References- Butler, Upchurch and Norman, 2008. The phylogeny of the ornithischian dinosaurs. Journal of Systematic Palaeontology, 6(1), 1-40.

Nesbitt, Smith, Irmis, Turner, Downs and Norell, 2009. A complete skeleton of a Late Triassic saurischian and the early evolution of dinosaurs. Science. 326, 1530-1533.

Martinez, Sereno, Alcober, Columbi, Renne, Montanez and Currie, 2011. A basal dinosaur from the dawn of the dinosaur era in Southwestern Pangaea. Science. 331, 206-210.

Boyd, 2015. The systematic relationships and biogeographic history of ornithischian dinosaurs. PeerJ. 3:e1523.
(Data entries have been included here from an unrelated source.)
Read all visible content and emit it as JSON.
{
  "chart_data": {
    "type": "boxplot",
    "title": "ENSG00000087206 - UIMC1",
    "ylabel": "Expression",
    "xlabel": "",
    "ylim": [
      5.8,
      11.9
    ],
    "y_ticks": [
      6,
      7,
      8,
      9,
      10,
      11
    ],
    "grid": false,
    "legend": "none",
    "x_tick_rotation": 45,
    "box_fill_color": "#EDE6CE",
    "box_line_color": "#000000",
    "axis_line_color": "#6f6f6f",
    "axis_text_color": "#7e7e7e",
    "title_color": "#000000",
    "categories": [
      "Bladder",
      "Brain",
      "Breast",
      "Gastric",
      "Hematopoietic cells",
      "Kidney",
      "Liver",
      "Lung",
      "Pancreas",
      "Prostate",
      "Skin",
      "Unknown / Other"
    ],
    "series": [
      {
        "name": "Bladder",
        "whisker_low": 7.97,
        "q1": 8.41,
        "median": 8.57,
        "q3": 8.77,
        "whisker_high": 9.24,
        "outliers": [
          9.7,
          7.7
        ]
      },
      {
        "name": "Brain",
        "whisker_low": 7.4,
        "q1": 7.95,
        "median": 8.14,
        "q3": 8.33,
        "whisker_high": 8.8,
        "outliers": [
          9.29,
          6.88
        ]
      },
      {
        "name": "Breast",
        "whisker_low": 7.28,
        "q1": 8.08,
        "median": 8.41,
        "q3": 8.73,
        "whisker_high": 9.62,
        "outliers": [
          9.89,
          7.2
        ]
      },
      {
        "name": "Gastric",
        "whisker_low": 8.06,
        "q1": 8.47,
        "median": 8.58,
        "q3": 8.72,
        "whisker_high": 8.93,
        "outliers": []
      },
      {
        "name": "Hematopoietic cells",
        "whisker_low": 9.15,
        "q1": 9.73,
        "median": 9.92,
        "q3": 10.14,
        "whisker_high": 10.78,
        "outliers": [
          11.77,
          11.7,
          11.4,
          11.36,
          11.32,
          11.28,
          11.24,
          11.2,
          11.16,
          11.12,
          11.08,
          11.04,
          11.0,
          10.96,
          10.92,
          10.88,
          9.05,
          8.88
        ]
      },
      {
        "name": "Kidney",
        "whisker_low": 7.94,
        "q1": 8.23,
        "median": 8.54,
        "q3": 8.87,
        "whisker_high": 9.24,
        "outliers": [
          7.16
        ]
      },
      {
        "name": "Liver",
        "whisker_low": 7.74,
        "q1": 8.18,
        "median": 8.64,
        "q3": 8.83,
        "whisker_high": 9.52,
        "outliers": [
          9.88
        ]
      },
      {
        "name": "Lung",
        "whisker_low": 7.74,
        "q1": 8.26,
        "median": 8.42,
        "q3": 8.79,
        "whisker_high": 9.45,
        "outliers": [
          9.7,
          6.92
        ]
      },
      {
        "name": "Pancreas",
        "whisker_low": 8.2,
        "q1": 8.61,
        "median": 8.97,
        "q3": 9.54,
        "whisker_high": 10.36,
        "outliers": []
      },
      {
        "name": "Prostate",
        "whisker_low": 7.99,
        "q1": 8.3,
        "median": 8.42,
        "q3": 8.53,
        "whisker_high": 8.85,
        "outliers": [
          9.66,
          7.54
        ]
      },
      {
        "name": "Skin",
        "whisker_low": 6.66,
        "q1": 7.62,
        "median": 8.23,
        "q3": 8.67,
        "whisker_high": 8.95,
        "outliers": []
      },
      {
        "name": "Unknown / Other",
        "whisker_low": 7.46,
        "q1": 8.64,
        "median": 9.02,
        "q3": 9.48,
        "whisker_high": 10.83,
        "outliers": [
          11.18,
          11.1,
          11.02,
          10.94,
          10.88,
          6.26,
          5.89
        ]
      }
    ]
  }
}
Cabreira, Kellner, Dias-da-Silva, da Silva, Bronzati, Marsola, Muller, Bittencourt, Batista, Raugust, Carrilho, Brodt and Langer, 2016. A unique Late Triassic dinosauromorph assemblage reveals dinosaur ancestral anatomy and diet. Current Biology. 26(22), 3090-3095.

Marjanovic and Laurin, 2016. Reevaluation of the largest published morphological data matrix for phylogenetic analysis of Paleozoic limbed vertebrates. PeerJ Preprints. 4:e1596v2.